John Choiroboskos

1. Biographical information

The little that is known about John Choiroboskos is fragmentary information that have survived in the historical work Syngraphikai Historiai (Συγγραφικαί Ἱστορίαι) by George Pachymeres. The Byzantine historian mentions that John was a youth of Bulgarian descent whose name was Matzoukatos1and who was also called Choiroboskos2 because of his prior occupation.

Around 13033 John assembled a battalion of around three hundred men and volunteered to serve under co-emperor Michael IX Palaiologos in the war against the Muslims in Asia Minor, although the battalion consisted of men without any military experience. This somewhat unexpected proposal caused the suspicions of the Byzantine emperor and his advisors; not out of fear for the possible death of the members of the inexperienced men but mostly out of concern for the turmoil that the appearance of a group of armed peasants could arise among the Byzantine rural population.4 Therefore, as a precaution, John Choiroboskos was arrested and put in prison for nine months.

2. Activity

2.1. Activity in Asia Minor

John Choiroboskos however managed to escape and he even made use of same sort of ecclesiastical immunity to stay free. Moreover, instead of lose his courage to his arrest, he went on to organize a new battalion, gathering refugees from Asia Minor. It is clear that he was an unusual individual, combining the temperament of a peasant, of a warrior and an adventurer.

Later, as leader of his troupes, he headed to Asia Minor where he fought against the Ottomans. These conflicts took place mainly in the area around the Scamander River. After its initial success however, Choiroboskos’ battalion disbanded and he himself was imprisoned. For a second time in a short period, he lost his freedom. But it seems that this did not daunt him either.

2.2. Activity in the area of Thessaloniki

About Choiroboskos’ subsequent fortune, Pachymeres offers two versions: according to the first he was murdered, while according to the second, which the Byzantine historian considers more likely, John Choiroboskos managed to escape from captivity and returned to the Balkans.

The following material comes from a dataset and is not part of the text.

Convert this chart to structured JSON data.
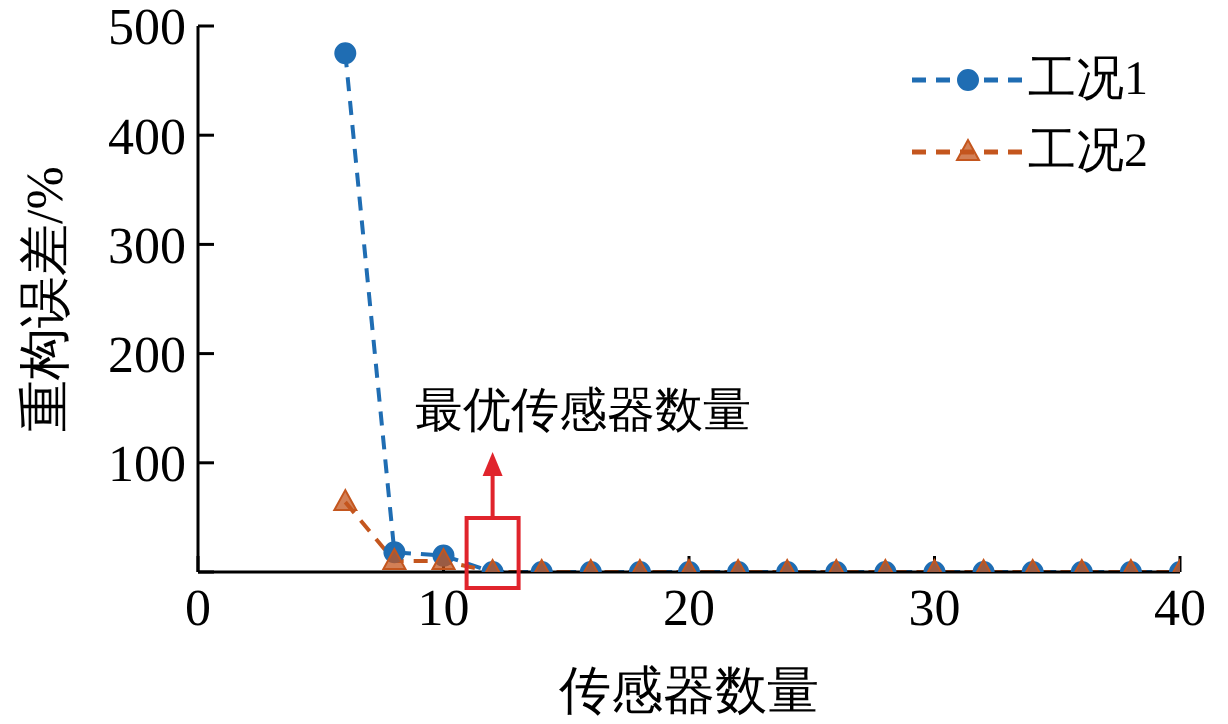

For a second time he offered his services to the emperor Michael IX, visiting him at his camp. This time the situation was different: the Empire facing the threat of the raids of the Catalan mercenaries who had sided with the Muslims, the emperor accepted Choiroboskos’ offer.

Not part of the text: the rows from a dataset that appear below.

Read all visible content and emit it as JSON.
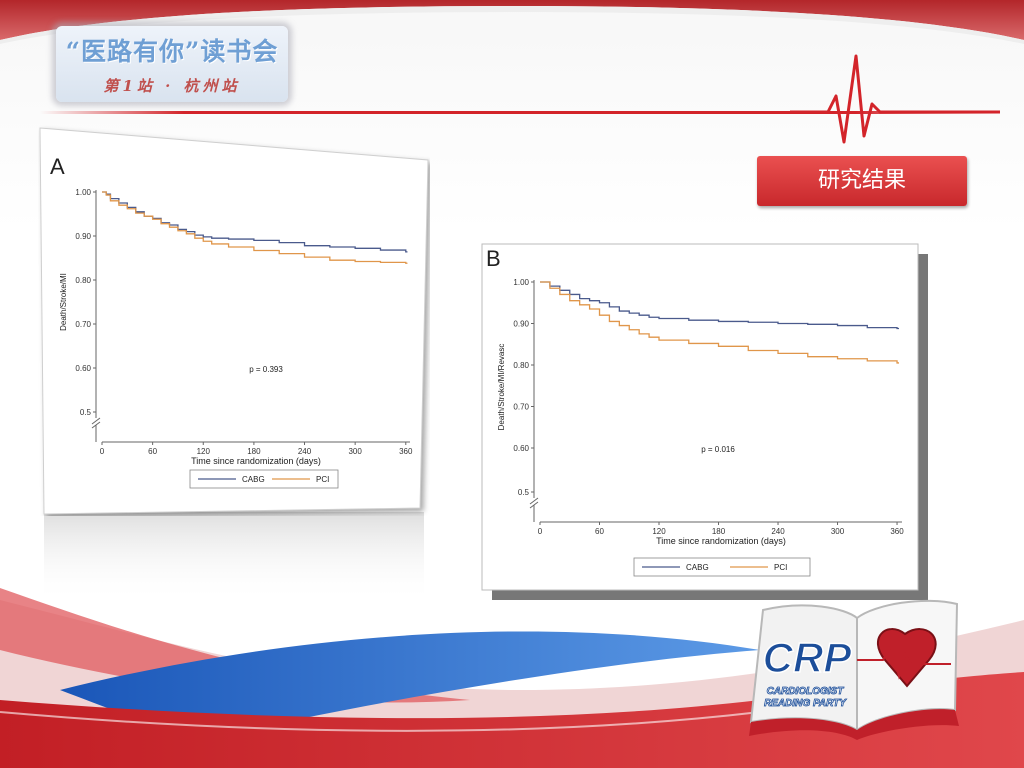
{
  "slide": {
    "title": "“医路有你”读书会",
    "subtitle": "第1站 · 杭州站",
    "section_label": "研究结果",
    "colors": {
      "cabg": "#4a5a8c",
      "pci": "#e0964a",
      "accent_red": "#d3242a"
    }
  },
  "logo": {
    "name": "CRP",
    "tagline_line1": "CARDIOLOGIST",
    "tagline_line2": "READING PARTY"
  },
  "chart_data": [
    {
      "type": "line",
      "panel_label": "A",
      "xlabel": "Time since randomization (days)",
      "ylabel": "Death/Stroke/MI",
      "xlim": [
        0,
        365
      ],
      "ylim": [
        0.5,
        1.0
      ],
      "xticks": [
        0,
        60,
        120,
        180,
        240,
        300,
        360
      ],
      "yticks": [
        0.5,
        0.6,
        0.7,
        0.8,
        0.9,
        1.0
      ],
      "ytick_labels": [
        "0.5",
        "0.60",
        "0.70",
        "0.80",
        "0.90",
        "1.00"
      ],
      "annotation": "p = 0.393",
      "legend": [
        "CABG",
        "PCI"
      ],
      "series": [
        {
          "name": "CABG",
          "x": [
            0,
            5,
            10,
            20,
            30,
            40,
            50,
            60,
            70,
            80,
            90,
            100,
            110,
            120,
            130,
            150,
            180,
            210,
            240,
            270,
            300,
            330,
            360
          ],
          "y": [
            1.0,
            0.995,
            0.985,
            0.975,
            0.965,
            0.955,
            0.945,
            0.94,
            0.93,
            0.925,
            0.915,
            0.91,
            0.902,
            0.898,
            0.895,
            0.893,
            0.89,
            0.885,
            0.878,
            0.875,
            0.872,
            0.868,
            0.864
          ]
        },
        {
          "name": "PCI",
          "x": [
            0,
            5,
            10,
            20,
            30,
            40,
            50,
            60,
            70,
            80,
            90,
            100,
            110,
            120,
            130,
            150,
            180,
            210,
            240,
            270,
            300,
            330,
            360
          ],
          "y": [
            1.0,
            0.993,
            0.98,
            0.97,
            0.962,
            0.952,
            0.945,
            0.938,
            0.928,
            0.92,
            0.912,
            0.905,
            0.895,
            0.888,
            0.882,
            0.875,
            0.867,
            0.86,
            0.852,
            0.845,
            0.842,
            0.84,
            0.838
          ]
        }
      ]
    },
    {
      "type": "line",
      "panel_label": "B",
      "xlabel": "Time since randomization (days)",
      "ylabel": "Death/Stroke/MI/Revasc",
      "xlim": [
        0,
        365
      ],
      "ylim": [
        0.5,
        1.0
      ],
      "xticks": [
        0,
        60,
        120,
        180,
        240,
        300,
        360
      ],
      "yticks": [
        0.5,
        0.6,
        0.7,
        0.8,
        0.9,
        1.0
      ],
      "ytick_labels": [
        "0.5",
        "0.60",
        "0.70",
        "0.80",
        "0.90",
        "1.00"
      ],
      "annotation": "p = 0.016",
      "legend": [
        "CABG",
        "PCI"
      ],
      "series": [
        {
          "name": "CABG",
          "x": [
            0,
            10,
            20,
            30,
            40,
            50,
            60,
            70,
            80,
            90,
            100,
            110,
            120,
            150,
            180,
            210,
            240,
            270,
            300,
            330,
            360
          ],
          "y": [
            1.0,
            0.99,
            0.98,
            0.97,
            0.96,
            0.955,
            0.95,
            0.94,
            0.93,
            0.925,
            0.92,
            0.915,
            0.912,
            0.908,
            0.905,
            0.903,
            0.9,
            0.898,
            0.895,
            0.89,
            0.888
          ]
        },
        {
          "name": "PCI",
          "x": [
            0,
            10,
            20,
            30,
            40,
            50,
            60,
            70,
            80,
            90,
            100,
            110,
            120,
            150,
            180,
            210,
            240,
            270,
            300,
            330,
            360
          ],
          "y": [
            1.0,
            0.985,
            0.97,
            0.955,
            0.945,
            0.935,
            0.92,
            0.905,
            0.895,
            0.885,
            0.875,
            0.867,
            0.86,
            0.852,
            0.845,
            0.835,
            0.828,
            0.82,
            0.815,
            0.81,
            0.805
          ]
        }
      ]
    }
  ]
}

John was honoured with the title of sebastos, which during the late Byzantine period was given to the commanders of foreign mercenaries,5 and in this way he entered into the service of the Byzantine army. With permission from the emperor he assembled a battalion of a thousand men to fight against the Ottomans, and carried out his operations in the area of Thessaloniki.

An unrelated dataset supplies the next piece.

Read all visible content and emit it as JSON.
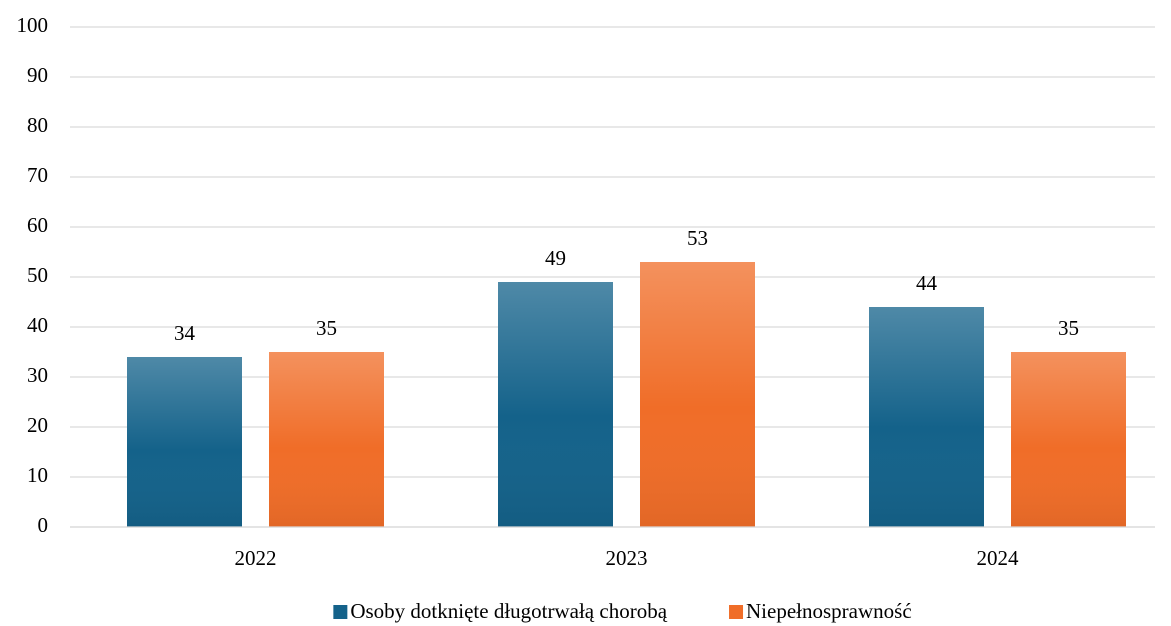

These events took place around 1307 and definitely not before this date. It appears however that Choiroboskos’ battalion very quickly became a gang which terrorized the outskirts of the second largest Byzantine city.6At this point the traces of John Choiroboskos are lost and Pachymeres provides no more information about him.

1. The family name Matzoukatos is not unknown in late Byzantium. See Prosopographisches Lexikon der Palaiologenzeit, 7 (Wien 1985), no. 17276-17279, p. 148.

2. We know of a Byzantine scholar from the early 9th century by the name of George Choiroboskos, while from the late Byzantine period survives information about a certain foreigner, Drazos Choiroboskos from Macedonia (1320), see Prosopographisches Lexikon der Palaiologenzeit, 7 (Wien 1985), no. 30875, p. 222.

3. During this period Michael IX was in Asia Minor (spring of 1302 – January 1304). See Georges Pachymérès Relations Historiques, A. Failler (ed.), IV (Paris 1999), pp. 484-485, note 55.

4. Божилов И., Българите във Византийската империя (София 1995) [Božilov, I., Bŭlgarite vŭn Vizantijskata imperija, Sofia 1995], no. 449, p. 355.

5. Ahrweiler, H., «Le sébaste chef de groupes ethniques» in Polychronion. Festschrift F. Dölger (Heidelberg 1966), pp. 34-38.

6. Laiou, A., Constantinople and the Latins. The Foreign Policy of Andronicus II, 1282-1328 (Cambridge Mass. 1972), p. 192.